A section-by-section checklist for reviewing a clinical trial protocol before it reaches an ethics committee, sponsor, or regulator. Organized around the SPIRIT 2013 reporting items and the design questions that most often surface problems late.
Updated June 2026 · Educational resource — not a substitute for professional review
How to use this checklist
Work top to bottom, but treat the objectives → endpoints → analysis → sample size chain as a single unit: most serious protocol problems are not missing text, they are inconsistencies between sections. A protocol can have every required heading and still be unapprovable if the primary endpoint in the objectives doesn't match the one the sample size was powered on.
1. Background & rationale
Is there a clear, referenced scientific rationale, and an explanation of why the trial is needed now (e.g. a systematic review of existing evidence)?
Is the benefit–risk rationale stated, and consistent with the investigator's brochure or prior data?
2. Objectives & endpoints
Is there one clearly designated primary objective, with the primary endpoint defined precisely (measure, metric, timepoint, method of aggregation)?
Do secondary and exploratory endpoints map to secondary objectives — and are they labeled as such, so they aren't later promoted post hoc?
Is the estimand defined (population, variable, intercurrent-event handling, summary measure) per ICH E9(R1)?
3. Design
Is the design (parallel, crossover, factorial, adaptive), allocation ratio, and framework (superiority, non-inferiority, equivalence) stated — and appropriate to the question?
For non-inferiority/equivalence: is the margin pre-specified and justified?
Is there a schematic and a schedule of assessments that agrees with the narrative?
4. Population & eligibility
Are inclusion/exclusion criteria unambiguous, individually verifiable, and free of overlap or contradiction?
Is the target population consistent with the indication and the generalizability the trial claims it will support?
5. Interventions
Are dose, route, schedule, duration, and modification/discontinuation rules fully specified for every arm (including comparator/placebo)?
Are permitted and prohibited concomitant therapies listed, and is adherence measured?
6. Randomization & blinding
Is the method of sequence generation described, and is allocation concealment specified separately (the mechanism that hides the next assignment)?

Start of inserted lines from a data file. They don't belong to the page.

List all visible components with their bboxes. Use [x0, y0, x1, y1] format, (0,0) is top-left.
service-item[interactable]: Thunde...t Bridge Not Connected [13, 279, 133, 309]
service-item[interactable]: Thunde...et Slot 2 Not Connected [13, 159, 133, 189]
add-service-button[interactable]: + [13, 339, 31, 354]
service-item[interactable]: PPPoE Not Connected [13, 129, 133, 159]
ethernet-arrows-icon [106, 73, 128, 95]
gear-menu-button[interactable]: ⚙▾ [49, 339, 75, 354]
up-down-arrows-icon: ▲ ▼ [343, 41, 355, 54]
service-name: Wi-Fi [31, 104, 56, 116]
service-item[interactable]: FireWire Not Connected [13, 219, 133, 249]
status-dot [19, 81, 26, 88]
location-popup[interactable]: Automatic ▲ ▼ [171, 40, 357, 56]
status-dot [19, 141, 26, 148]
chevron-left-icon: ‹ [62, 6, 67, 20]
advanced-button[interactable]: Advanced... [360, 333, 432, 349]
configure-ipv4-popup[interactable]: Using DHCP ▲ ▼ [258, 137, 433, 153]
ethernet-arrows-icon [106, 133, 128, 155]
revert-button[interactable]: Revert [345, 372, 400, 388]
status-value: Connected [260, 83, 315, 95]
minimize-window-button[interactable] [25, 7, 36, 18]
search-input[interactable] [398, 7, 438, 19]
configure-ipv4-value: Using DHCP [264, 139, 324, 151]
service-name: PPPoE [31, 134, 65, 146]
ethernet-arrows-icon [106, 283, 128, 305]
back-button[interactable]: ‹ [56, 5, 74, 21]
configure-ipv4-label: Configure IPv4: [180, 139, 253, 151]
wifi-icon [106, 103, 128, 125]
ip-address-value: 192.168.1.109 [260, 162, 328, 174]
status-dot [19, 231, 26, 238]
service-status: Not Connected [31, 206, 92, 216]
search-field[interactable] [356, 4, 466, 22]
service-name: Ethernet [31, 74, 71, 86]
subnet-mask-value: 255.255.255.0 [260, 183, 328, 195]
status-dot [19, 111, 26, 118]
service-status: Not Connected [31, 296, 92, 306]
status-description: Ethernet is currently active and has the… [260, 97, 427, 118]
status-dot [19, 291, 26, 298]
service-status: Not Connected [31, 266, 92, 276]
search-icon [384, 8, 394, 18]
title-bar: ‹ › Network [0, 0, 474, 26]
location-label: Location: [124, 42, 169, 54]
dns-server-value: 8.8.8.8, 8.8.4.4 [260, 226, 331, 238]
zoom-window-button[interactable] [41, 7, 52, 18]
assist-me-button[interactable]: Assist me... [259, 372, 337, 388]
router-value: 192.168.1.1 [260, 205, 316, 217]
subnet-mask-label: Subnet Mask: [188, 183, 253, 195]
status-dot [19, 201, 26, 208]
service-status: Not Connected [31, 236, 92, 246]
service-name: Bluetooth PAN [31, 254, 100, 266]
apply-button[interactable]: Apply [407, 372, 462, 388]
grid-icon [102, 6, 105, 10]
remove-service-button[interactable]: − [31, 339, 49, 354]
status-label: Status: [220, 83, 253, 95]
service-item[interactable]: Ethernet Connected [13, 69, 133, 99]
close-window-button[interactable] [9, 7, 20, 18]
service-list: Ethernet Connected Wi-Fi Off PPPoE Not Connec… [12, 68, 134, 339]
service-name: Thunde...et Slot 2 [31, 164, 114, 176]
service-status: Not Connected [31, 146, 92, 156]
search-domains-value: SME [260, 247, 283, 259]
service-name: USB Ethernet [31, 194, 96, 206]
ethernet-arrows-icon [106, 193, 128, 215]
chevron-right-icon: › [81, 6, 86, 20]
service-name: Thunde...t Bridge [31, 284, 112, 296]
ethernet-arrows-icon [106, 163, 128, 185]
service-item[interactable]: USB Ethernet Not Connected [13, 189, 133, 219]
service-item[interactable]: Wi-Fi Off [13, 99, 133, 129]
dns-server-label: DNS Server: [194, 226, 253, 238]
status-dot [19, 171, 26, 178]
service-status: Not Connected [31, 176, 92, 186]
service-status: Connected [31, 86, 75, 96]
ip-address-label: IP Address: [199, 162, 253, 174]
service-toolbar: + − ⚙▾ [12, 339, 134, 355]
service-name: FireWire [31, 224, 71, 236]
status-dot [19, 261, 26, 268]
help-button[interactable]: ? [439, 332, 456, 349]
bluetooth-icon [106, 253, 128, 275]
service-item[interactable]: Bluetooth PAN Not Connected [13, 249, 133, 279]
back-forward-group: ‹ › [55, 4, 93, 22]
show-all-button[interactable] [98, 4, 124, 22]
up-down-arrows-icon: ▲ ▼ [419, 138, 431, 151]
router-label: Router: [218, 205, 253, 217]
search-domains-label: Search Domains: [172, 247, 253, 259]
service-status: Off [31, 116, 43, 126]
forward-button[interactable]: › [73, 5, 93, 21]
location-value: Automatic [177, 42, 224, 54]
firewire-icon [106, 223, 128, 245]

Who is blinded, how, and what is the unblinding procedure for emergencies?
7. Statistics & sample size
Does the sample-size calculation state effect size, variability, alpha, power, and dropout — and are those assumptions justified and consistent with the primary endpoint and analysis?
Are the analysis populations (ITT, per-protocol, safety) defined, and is the primary analysis method pre-specified?
Is the handling of missing data defined, with sensitivity analyses?
Are interim analyses, stopping rules, and multiplicity control specified?
8. Safety & oversight
Are AE/SAE definitions, collection windows, and reporting timelines specified?
Is a DSMB/DMC and its charter referenced where the risk profile warrants one?
9. Ethics, consent & data
Informed-consent process, IRB/IEC approval, and any vulnerable-population safeguards described?
Data management, confidentiality, trial registration, and a publication/data-sharing plan present?
PUT THIS INTO PRACTICE
TrialScope runs the checks below automatically — findings, severities, and a clear verdict in under 90 seconds, calibrated to your professional role and sharpened by corrections from verified clinical professionals.
Frequently asked questions
What is a protocol review checklist?
A structured list of the elements a clinical trial protocol should specify — objectives, design, eligibility, interventions, outcomes, sample size, randomization, blinding, statistical analysis, safety monitoring, and ethics — used to confirm the protocol is complete, internally consistent, and operationally feasible before approval.
What guideline should a protocol follow?
SPIRIT 2013 (Standard Protocol Items: Recommendations for Interventional Trials) is the most widely used reporting guideline for trial protocols and is the companion to CONSORT, which governs the eventual results manuscript. ICH E6 Good Clinical Practice and ICH E8 general considerations also inform protocol content and conduct.
What are the most common protocol problems reviewers catch?
Endpoints that don't map to the stated objectives, a sample-size calculation whose assumptions aren't justified or don't match the primary analysis, ambiguous eligibility criteria, undefined handling of missing data, and inconsistent dosing or visit windows between the schedule of assessments and the body of the protocol.